10話
「それじゃ、ひとまず服買いに行こうか」
ロシャスは、作り的に貫頭衣のような布を一枚着ているだけだ。さすがに服を買わないわけにはいかないだろう。それに、ロシャスの服は俺の中ではすでに決まっている。
「うん、この店ならありそうだ」
貴族が着ていそうな少し高級な服を古着で売ったりリメイクして売っている服屋を見つけ、そこへ入る。
「いらっしゃいませー」
「あ、すいません、執事の着るような服ってありますか?」
そう。ロシャスには絶対執事服が似合う。
「今は……3着あるよ。まだリメイクもなにもしてないから、売ってもらった時のままだけどね」
「この男に合うサイズありますかね?」
「うーん、たぶん着れるのが1着だね。試着してみるかい?」
「はい、お願いします。ロシャス着てみて」
「はい、かしこまりました」
店員が持ってきてくれた執事服をロシャスが着てみる。
地球でモーニングと言われていた部類に近い作りの服だ。
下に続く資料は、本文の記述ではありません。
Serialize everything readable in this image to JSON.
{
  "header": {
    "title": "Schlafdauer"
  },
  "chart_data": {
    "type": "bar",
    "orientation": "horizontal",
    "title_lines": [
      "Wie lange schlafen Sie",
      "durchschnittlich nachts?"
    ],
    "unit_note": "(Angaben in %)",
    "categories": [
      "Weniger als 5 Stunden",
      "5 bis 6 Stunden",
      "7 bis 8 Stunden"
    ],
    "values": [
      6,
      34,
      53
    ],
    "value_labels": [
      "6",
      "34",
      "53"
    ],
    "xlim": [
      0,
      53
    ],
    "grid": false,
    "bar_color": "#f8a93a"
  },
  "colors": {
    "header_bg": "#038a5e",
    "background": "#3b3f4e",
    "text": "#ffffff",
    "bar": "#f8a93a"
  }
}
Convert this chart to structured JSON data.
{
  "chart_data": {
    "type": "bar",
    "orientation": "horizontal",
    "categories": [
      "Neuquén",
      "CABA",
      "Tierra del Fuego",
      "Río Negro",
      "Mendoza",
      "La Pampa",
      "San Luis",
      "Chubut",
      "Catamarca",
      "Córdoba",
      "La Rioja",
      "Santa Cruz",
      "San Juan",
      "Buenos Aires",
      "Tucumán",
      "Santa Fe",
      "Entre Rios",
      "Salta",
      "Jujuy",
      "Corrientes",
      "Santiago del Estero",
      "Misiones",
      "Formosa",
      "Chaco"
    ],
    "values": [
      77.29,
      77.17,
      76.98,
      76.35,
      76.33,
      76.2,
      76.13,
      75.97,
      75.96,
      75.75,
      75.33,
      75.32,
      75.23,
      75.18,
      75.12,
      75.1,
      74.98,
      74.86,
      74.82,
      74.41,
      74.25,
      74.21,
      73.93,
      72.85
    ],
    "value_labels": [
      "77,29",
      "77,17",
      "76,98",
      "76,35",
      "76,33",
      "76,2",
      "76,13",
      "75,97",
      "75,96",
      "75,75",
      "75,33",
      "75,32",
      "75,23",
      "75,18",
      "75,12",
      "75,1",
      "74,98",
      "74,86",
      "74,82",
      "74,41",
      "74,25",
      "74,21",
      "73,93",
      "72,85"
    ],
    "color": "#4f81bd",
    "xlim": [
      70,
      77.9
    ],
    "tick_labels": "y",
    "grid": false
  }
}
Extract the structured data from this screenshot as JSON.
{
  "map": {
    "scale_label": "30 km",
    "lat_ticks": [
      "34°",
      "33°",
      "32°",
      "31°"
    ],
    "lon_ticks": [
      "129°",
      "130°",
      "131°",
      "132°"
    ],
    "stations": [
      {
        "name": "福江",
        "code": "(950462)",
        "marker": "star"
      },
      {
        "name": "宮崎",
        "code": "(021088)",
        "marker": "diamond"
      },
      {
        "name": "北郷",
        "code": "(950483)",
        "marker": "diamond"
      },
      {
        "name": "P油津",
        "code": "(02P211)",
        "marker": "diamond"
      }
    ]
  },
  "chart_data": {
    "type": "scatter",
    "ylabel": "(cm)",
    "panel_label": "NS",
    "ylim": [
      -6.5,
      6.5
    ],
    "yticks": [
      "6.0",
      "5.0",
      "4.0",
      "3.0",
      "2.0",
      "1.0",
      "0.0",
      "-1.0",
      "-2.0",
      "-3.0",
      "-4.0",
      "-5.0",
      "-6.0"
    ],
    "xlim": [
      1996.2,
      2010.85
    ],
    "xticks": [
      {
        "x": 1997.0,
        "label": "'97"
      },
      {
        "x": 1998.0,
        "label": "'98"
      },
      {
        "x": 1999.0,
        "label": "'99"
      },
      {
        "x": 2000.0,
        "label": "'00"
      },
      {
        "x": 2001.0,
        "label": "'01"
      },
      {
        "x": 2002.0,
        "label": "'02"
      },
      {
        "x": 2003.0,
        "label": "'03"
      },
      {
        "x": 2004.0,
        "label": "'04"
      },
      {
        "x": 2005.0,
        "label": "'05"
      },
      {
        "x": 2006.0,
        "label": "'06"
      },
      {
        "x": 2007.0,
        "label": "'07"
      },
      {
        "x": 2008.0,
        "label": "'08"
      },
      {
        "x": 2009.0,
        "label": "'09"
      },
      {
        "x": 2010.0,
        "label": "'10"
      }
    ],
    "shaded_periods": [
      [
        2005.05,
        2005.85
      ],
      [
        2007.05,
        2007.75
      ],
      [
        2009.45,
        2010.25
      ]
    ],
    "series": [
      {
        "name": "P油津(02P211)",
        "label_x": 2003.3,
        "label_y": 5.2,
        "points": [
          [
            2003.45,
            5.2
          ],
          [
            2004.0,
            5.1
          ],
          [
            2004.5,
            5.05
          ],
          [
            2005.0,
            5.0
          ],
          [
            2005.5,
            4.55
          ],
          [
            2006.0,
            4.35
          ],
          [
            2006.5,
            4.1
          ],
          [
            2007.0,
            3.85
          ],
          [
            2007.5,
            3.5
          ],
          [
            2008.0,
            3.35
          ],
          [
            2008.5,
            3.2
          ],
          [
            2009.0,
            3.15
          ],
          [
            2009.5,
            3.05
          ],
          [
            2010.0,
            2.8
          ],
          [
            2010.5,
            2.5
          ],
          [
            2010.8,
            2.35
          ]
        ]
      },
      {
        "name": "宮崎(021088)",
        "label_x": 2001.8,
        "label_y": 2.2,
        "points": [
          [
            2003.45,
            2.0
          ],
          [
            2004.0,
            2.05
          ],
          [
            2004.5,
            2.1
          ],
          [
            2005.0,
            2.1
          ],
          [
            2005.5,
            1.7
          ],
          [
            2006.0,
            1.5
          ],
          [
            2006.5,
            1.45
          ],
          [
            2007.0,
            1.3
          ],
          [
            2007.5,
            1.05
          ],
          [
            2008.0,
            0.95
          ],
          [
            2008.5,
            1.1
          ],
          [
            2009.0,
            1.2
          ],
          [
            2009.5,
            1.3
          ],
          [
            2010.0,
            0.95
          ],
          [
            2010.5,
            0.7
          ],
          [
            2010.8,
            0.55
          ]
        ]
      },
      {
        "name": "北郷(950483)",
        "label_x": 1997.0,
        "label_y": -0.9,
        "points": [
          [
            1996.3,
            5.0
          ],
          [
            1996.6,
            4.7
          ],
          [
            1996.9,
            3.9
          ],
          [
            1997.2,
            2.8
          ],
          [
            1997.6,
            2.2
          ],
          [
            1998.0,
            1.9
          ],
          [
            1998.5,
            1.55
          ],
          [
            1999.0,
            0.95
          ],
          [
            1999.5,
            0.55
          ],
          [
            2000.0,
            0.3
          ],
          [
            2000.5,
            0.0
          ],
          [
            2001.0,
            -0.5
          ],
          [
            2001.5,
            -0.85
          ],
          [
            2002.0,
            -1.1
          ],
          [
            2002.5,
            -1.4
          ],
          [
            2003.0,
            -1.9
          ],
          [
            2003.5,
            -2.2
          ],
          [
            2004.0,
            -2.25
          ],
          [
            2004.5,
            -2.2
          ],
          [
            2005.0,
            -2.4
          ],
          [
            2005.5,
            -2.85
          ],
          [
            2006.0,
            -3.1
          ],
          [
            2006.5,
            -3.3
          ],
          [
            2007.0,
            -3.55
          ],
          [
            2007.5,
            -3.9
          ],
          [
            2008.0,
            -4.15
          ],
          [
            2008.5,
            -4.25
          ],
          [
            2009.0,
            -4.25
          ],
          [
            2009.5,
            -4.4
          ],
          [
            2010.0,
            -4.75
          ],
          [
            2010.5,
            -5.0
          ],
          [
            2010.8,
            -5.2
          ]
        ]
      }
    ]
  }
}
うん、想像通りの執事服って感じ。
「お、似合うじゃないか」
「そうですか?ありがとうございます」
「店員さん、これいくらですか?」
「これは金貨3枚だね」
うげ、古着で金貨3枚とか高すぎるだろ。
「高いなあー。せめて、サイズ微妙に合ってない部分の直しサービスしてくれない?」
「元々がかなりいい服なんだよこれ。状態も良かったしね。この値段で買ってくれるなら直しはサービスするよ。すぐ直せるしね」
「ありがとう!」
「……!! よろしいんですか? 奴隷に着せる服の値段ではないと思いますが……。私ならもっと安価なものでも……」
「いいのいいの、ロシャスにはこの服って決めてたからさ。本当は仕立てたいんだけど、今はちょっと時間ないもんで」
「いえ、ありがとうございます」
ロシャスは深々と頭を下げる。
「じゃあ、あんたはこっちに来て」
ロシャスは店員に連れられて奥へ行ってしまった。
俺も服買っておこう。ずっとこの世界に来た時のこのよくわからん服のままだったし
自分の服は旅装束って感じの派手過ぎない小綺麗な服を2着程度と、黒い外套を買っておく。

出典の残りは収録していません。